Василина закрыла лицо обеими руками и начала плакать. Слёзы рекой текли сквозь её тонкие белые пальцы и капали на завалинку. Она словно почувствовала над собой какую-то страшную силу, которая карает её за прошлую жизнь, за тяжкий поступок, за прегрешение.
— Сердце Иван! Пропащая я на веки вечные, пропащая, пропащая, пропащая! Прости меня за то, что я тебя так верно любила. Я тебе только загублю жизнь. Ведь ты ещё молодой. Найдёшь лучше меня и будешь счастлив.

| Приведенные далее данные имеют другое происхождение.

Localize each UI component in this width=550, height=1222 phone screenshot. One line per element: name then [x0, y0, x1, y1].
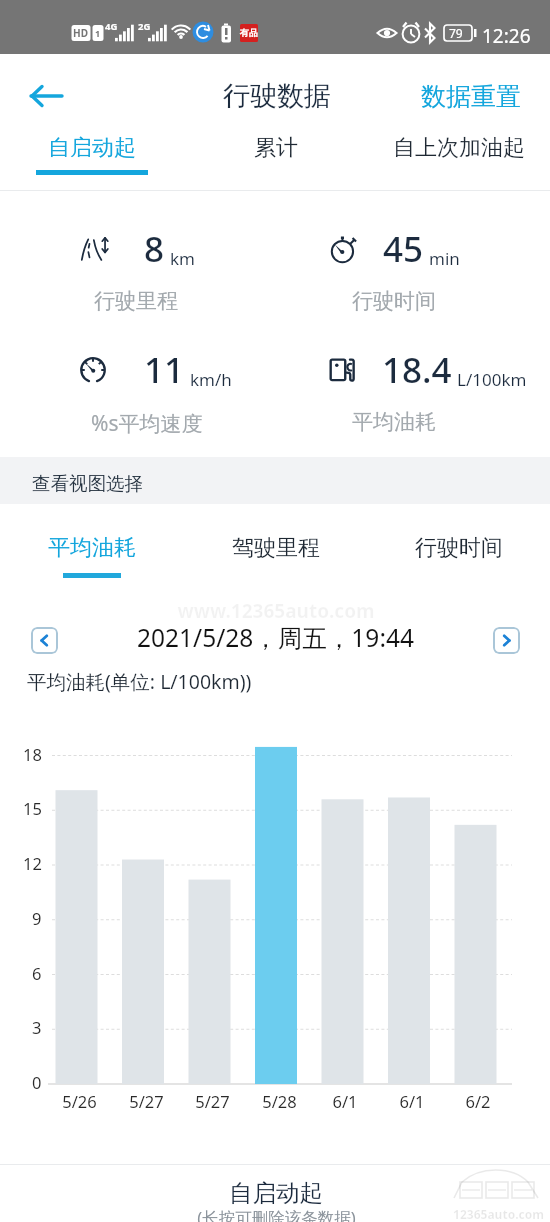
button[interactable]: Previous date — [31, 627, 58, 654]
staticText: 行驶时间 — [415, 534, 503, 562]
staticText: 6 — [32, 962, 42, 984]
staticText: 0 — [32, 1071, 42, 1093]
button[interactable]: Back — [16, 73, 76, 119]
staticText: 79 — [449, 25, 463, 41]
staticText: 2021/5/28，周五，19:44 — [137, 621, 414, 654]
staticText: 平均油耗 — [352, 409, 436, 435]
staticText: min — [429, 247, 460, 270]
staticText: 4G — [105, 20, 118, 33]
staticText: 3 — [32, 1016, 42, 1038]
staticText: 15 — [23, 797, 42, 819]
staticText: 驾驶里程 — [232, 534, 320, 562]
button[interactable]: 自启动起 — [0, 120, 184, 190]
staticText: 查看视图选择 — [32, 472, 143, 495]
staticText: %s平均速度 — [91, 409, 203, 438]
staticText: 2G — [138, 20, 151, 33]
staticText: 5/26 — [62, 1090, 97, 1112]
button[interactable]: 累计 — [184, 120, 367, 190]
staticText: 有品 — [240, 27, 258, 38]
staticText: 6/1 — [332, 1090, 358, 1112]
staticText: 自启动起 — [48, 134, 136, 162]
staticText: 12365auto.com — [453, 1206, 544, 1222]
staticText: L/100km — [457, 368, 527, 391]
staticText: 5/28 — [262, 1090, 297, 1112]
staticText: HD — [73, 26, 88, 40]
staticText: 5/27 — [195, 1090, 230, 1112]
staticText: 平均油耗 — [48, 534, 136, 562]
staticText: 累计 — [254, 134, 298, 162]
staticText: 5/27 — [129, 1090, 164, 1112]
staticText: 行驶里程 — [94, 288, 178, 314]
staticText: 8 — [144, 225, 165, 265]
button[interactable]: 查看视图选择 — [0, 457, 550, 504]
staticText: 45 — [383, 225, 424, 265]
staticText: 6/1 — [399, 1090, 425, 1112]
button[interactable]: 行驶时间 — [367, 504, 550, 594]
staticText: 18 — [23, 743, 42, 765]
staticText: 9 — [32, 907, 42, 929]
staticText: 自上次加油起 — [393, 134, 525, 162]
button[interactable]: Next date — [493, 627, 520, 654]
staticText: 12:26 — [482, 23, 531, 49]
staticText: www.12365auto.com — [177, 598, 375, 624]
button[interactable]: 驾驶里程 — [184, 504, 367, 594]
staticText: 行驶数据 — [223, 79, 331, 113]
staticText: 6/2 — [465, 1090, 491, 1112]
button[interactable]: 平均油耗 — [0, 504, 184, 594]
button[interactable]: 自上次加油起 — [367, 120, 550, 190]
staticText: 自启动起 — [229, 1178, 323, 1208]
staticText: 平均油耗(单位: L/100km)) — [27, 668, 252, 695]
button[interactable]: 数据重置 — [406, 73, 536, 119]
staticText: 行驶时间 — [352, 288, 436, 314]
staticText: 11 — [144, 346, 185, 386]
staticText: km — [170, 247, 195, 270]
staticText: 1 — [95, 27, 101, 39]
staticText: km/h — [190, 368, 232, 391]
staticText: 18.4 — [382, 346, 452, 386]
staticText: (长按可删除该条数据) — [197, 1206, 356, 1222]
staticText: 12 — [23, 852, 42, 874]
staticText: 数据重置 — [421, 81, 521, 112]
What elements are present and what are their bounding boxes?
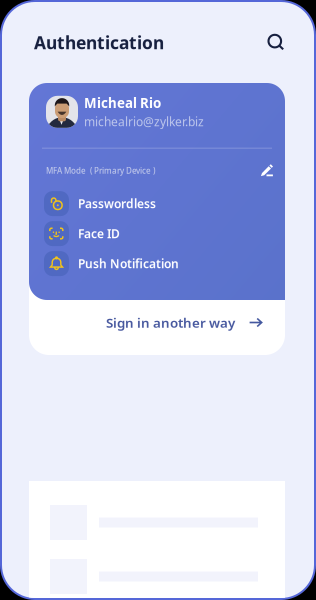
button[interactable]: Face ID	[29, 219, 285, 249]
button[interactable]: Push Notification	[29, 249, 285, 279]
staticText: Push Notification	[78, 256, 179, 272]
staticText: michealrio@zylker.biz	[84, 114, 204, 130]
staticText: Micheal Rio	[84, 94, 161, 112]
staticText: Authentication	[34, 31, 164, 54]
staticText: Sign in another way	[106, 314, 235, 331]
staticText: Face ID	[78, 226, 120, 242]
button[interactable]: Sign in another way	[29, 305, 285, 355]
button[interactable]: Passwordless	[29, 189, 285, 219]
button[interactable]: Search	[261, 28, 291, 58]
staticText: Passwordless	[78, 196, 156, 212]
button[interactable]: Edit MFA mode	[256, 160, 278, 182]
staticText: MFA Mode ( Primary Device )	[46, 165, 155, 176]
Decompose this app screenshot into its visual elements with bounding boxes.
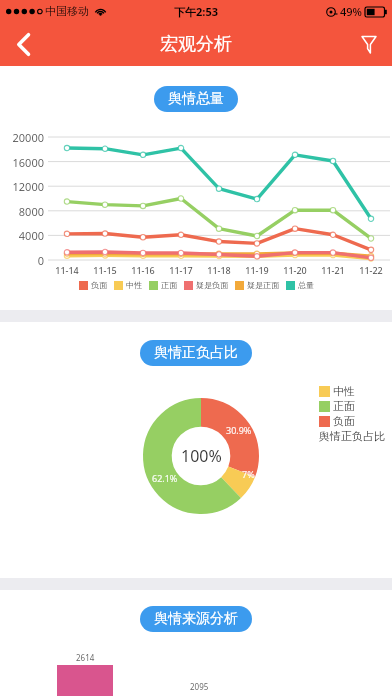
staticText: 11-15 xyxy=(87,264,123,276)
staticText: 中国移动 xyxy=(45,4,89,18)
staticText: 49% xyxy=(340,4,362,19)
staticText: 11-19 xyxy=(239,264,275,276)
staticText: 11-18 xyxy=(201,264,237,276)
staticText: 总量 xyxy=(298,280,314,290)
staticText: 100% xyxy=(181,445,222,467)
staticText: 中性 xyxy=(126,280,142,290)
staticText: 疑是负面 xyxy=(196,280,228,290)
staticText: 舆情正负占比 xyxy=(154,344,238,362)
staticText: 12000 xyxy=(0,179,44,194)
staticText: 下午2:53 xyxy=(174,4,218,19)
staticText: 11-14 xyxy=(49,264,85,276)
staticText: 4000 xyxy=(0,228,44,243)
button[interactable]: 舆情来源分析 xyxy=(140,606,252,632)
button[interactable]: 舆情正负占比 xyxy=(140,340,252,366)
staticText: 舆情正负占比 xyxy=(319,429,385,443)
button[interactable]: 舆情总量 xyxy=(154,86,238,112)
button[interactable]: Back xyxy=(0,22,46,66)
staticText: 11-22 xyxy=(353,264,389,276)
staticText: 正面 xyxy=(333,399,355,413)
staticText: 62.1% xyxy=(152,472,178,484)
staticText: 8000 xyxy=(0,204,44,219)
staticText: 舆情总量 xyxy=(168,90,224,108)
staticText: 舆情来源分析 xyxy=(154,610,238,628)
staticText: 0 xyxy=(0,253,44,268)
staticText: 30.9% xyxy=(226,424,252,436)
staticText: 11-21 xyxy=(315,264,351,276)
staticText: 2095 xyxy=(190,681,209,692)
staticText: 11-20 xyxy=(277,264,313,276)
staticText: 负面 xyxy=(91,280,107,290)
staticText: 正面 xyxy=(161,280,177,290)
staticText: 11-16 xyxy=(125,264,161,276)
staticText: 疑是正面 xyxy=(247,280,279,290)
staticText: 中性 xyxy=(333,384,355,398)
staticText: 宏观分析 xyxy=(160,33,232,56)
staticText: 16000 xyxy=(0,155,44,170)
staticText: 20000 xyxy=(0,130,44,145)
staticText: 7% xyxy=(242,468,255,480)
button[interactable]: Filter xyxy=(346,22,392,66)
staticText: 11-17 xyxy=(163,264,199,276)
staticText: 负面 xyxy=(333,414,355,428)
staticText: 2614 xyxy=(76,652,95,663)
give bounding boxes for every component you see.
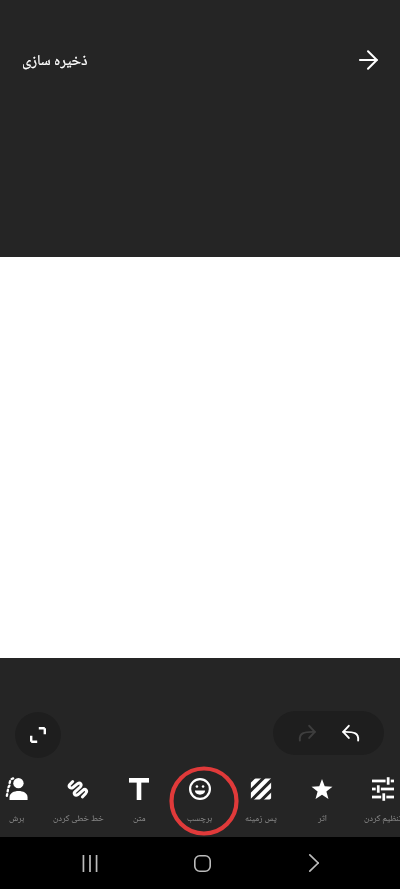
button[interactable]: ذخیره سازی (22, 49, 88, 75)
button[interactable]: Back (290, 846, 338, 880)
staticText: تنظیم کردن (364, 811, 400, 826)
button[interactable]: برش (0, 769, 47, 836)
staticText: برش (9, 811, 25, 826)
button[interactable]: تنظیم کردن (353, 769, 400, 836)
button[interactable]: خط خطی کردن (48, 769, 108, 836)
staticText: پس زمینه (245, 811, 277, 826)
button[interactable]: Recent apps (66, 846, 114, 880)
button[interactable]: برچسب (170, 769, 230, 836)
button[interactable]: Redo (283, 711, 332, 755)
staticText: خط خطی کردن (53, 811, 104, 826)
button[interactable]: Home (178, 846, 226, 880)
button[interactable]: Undo (326, 711, 375, 755)
button[interactable]: Next (348, 40, 388, 80)
button[interactable]: متن (109, 769, 169, 836)
button[interactable]: Expand (15, 712, 61, 758)
button[interactable]: پس زمینه (231, 769, 291, 836)
staticText: متن (133, 811, 146, 826)
staticText: اثر (318, 811, 327, 826)
button[interactable]: اثر (292, 769, 352, 836)
staticText: برچسب (187, 811, 213, 826)
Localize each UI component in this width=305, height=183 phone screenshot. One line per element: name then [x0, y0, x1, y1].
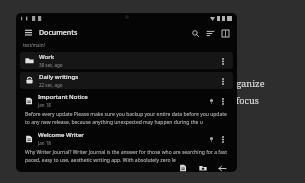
button[interactable]: Daily writings — [20, 72, 233, 89]
staticText: 22 sec. ago — [39, 82, 63, 88]
button[interactable]: More options — [218, 56, 228, 66]
button[interactable]: More options — [218, 134, 228, 144]
staticText: Welcome Writer — [38, 131, 84, 139]
staticText: Jan 18 — [38, 102, 51, 108]
staticText: Documents — [39, 28, 78, 38]
button[interactable]: Work — [20, 52, 233, 69]
staticText: Daily writings — [39, 73, 79, 81]
staticText: Important Notice — [38, 93, 88, 101]
staticText: organize — [227, 77, 265, 89]
button[interactable]: Back — [216, 164, 229, 172]
staticText: text/main/ — [23, 42, 46, 48]
staticText: Work — [39, 53, 55, 61]
staticText: Before every update Please make sure you… — [25, 111, 228, 126]
button[interactable]: Important Notice — [16, 93, 237, 126]
button[interactable]: Pin — [206, 134, 216, 144]
staticText: Jan 18 — [38, 140, 51, 146]
staticText: Why Writer Journal? Writer Journal is th… — [25, 149, 228, 164]
button[interactable]: Search — [189, 27, 201, 39]
button[interactable]: New folder — [196, 164, 209, 172]
button[interactable]: Pin — [206, 96, 216, 106]
button[interactable]: New document — [176, 164, 189, 172]
button[interactable]: Menu — [22, 26, 35, 39]
button[interactable]: View options — [219, 27, 231, 39]
staticText: 38 sec. ago — [39, 62, 63, 68]
button[interactable]: More options — [218, 76, 228, 86]
staticText: & focus — [227, 94, 259, 106]
button[interactable]: Welcome Writer — [16, 131, 237, 164]
button[interactable]: Sort — [204, 27, 216, 39]
button[interactable]: More options — [218, 96, 228, 106]
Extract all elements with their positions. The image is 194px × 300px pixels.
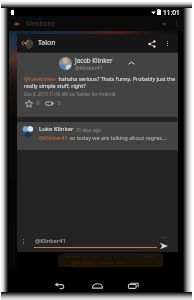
staticText: @Klinker41 [35, 237, 68, 245]
button[interactable]: Collapse [126, 58, 137, 69]
staticText: Mentions [26, 19, 55, 28]
staticText: Talon [38, 38, 56, 48]
staticText: Dec 6, 2013 11:40 AM via Twitter for And… [24, 91, 116, 97]
staticText: so today we are talking about regres... [68, 134, 167, 141]
staticText: @Klinker41 [39, 134, 68, 141]
staticText: 15 days ago [76, 127, 101, 133]
staticText: TO NEXT [142, 254, 159, 259]
staticText: Luke Klinker [39, 125, 74, 133]
button[interactable]: More options [161, 37, 174, 50]
staticText: hahaha serious? Thats funny. Probably ju… [57, 75, 176, 82]
staticText: @lukeklinker everyone, #its2 [72, 260, 126, 265]
staticText: · 0 [55, 100, 61, 107]
staticText: to mine too [66, 254, 88, 259]
staticText: Jacob Klinker [75, 56, 113, 64]
staticText: 131 [161, 235, 168, 240]
staticText: #TheBrightSide :) [72, 264, 106, 267]
button[interactable]: Share [145, 37, 158, 50]
staticText: @Klinker41 [75, 64, 103, 71]
button[interactable]: Retweet [45, 99, 54, 108]
button[interactable]: Compose options [19, 237, 28, 246]
button[interactable]: Back [52, 278, 66, 292]
staticText: really simple stuff, right? [24, 82, 86, 89]
button[interactable]: Recents [126, 278, 140, 292]
staticText: 11:01 [163, 8, 180, 16]
button[interactable]: Send [158, 240, 169, 251]
staticText: · 0 [34, 100, 40, 107]
staticText: @lukeklinker [24, 75, 57, 82]
button[interactable]: Home [90, 278, 104, 292]
button[interactable]: Favorite [24, 99, 33, 108]
button[interactable]: Navigate up [20, 36, 35, 51]
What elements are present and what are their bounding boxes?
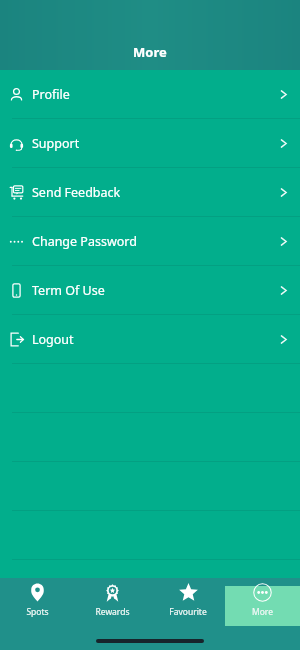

— Не плачь, Василина, и не убивайся. Я тебя ни за что на свете не покину, хоть бы надо мной смеялись все люди на свете. Как станешь хозяйкой в моей хатке, ты забудешь своё бурлачество. Не плачь, не режь ножом моё сердце. Я тебя никогда не покину и разве только тогда перестану любить, когда навеки закрою глаза. Пусть люди смеются над тобой, пусть насмехаются надо мной,— мне всё равно, лишь бы ты меня любила.
Тем временем пришла к причёлку Михалчевская и увидела, что Василина проснулась. Михалчевская принесла ей высушенную одежду и не сказала ей ни одного дурного слова.
— На, дочка, свою одежду да прибирайся, чтобы, чего доброго, люди не смеялись над тобой, когда будешь возвращаться домой. Беги, Иван, принеси кувшин с водой да вынеси полотенце! Умойся, дочка, а потом пойдёшь поужинаешь с нами,— сказала Михалчевская.
Михалчевская знала, что сын очень любит Василину. Ей жаль было сына, жаль было и Василину, её молодые годы и дивную красоту. Её старое доброе сердце дрогнуло, и она сдержала укоризненные слова.
Василина прибралась, умылась и вошла в хату. Михалчевская посадила её на краю стола. Василина покорно села, как малое дитя, и не смела поднять глаз. Ей было стыдно смотреть людям в лицо. Михалчевская сняла с мисника миску, сняла тарелки, вытерла полотенцем, поставила три тарелки на стол и начала накладывать в миску ужин. Василину окутала какая-то тихая, домашняя, спокойная жизнь. В печи весело пылали сосновые стружки. Чистый белый дымоход, чистый припечек так и лоснились в свете ясного пламени. Последние красные лучи ударили в одно окно, и красные огненные полосы легли на расписной зелёный мисник, на ряды чистых белых тарелок и мисок на миснике. Хата была небольшая, но очень чистая. Косяки так и лоснились, так были чисто вымыты. В углу, на покути, висели образа. На образах висели вышитые белые рушники. Стол был застлан чистой скатертью. Через дверь в комнате было видно лежанку, кровать, застеленную весёлым светло-зелёным покрывалом. На конце стола напротив Василины сидел Михалчевский и смотрел на неё тихими ясными глазами с невыразимой жалостью. Василина взглянула в эти глаза, и из них словно полился на неё тихий ласковый свет.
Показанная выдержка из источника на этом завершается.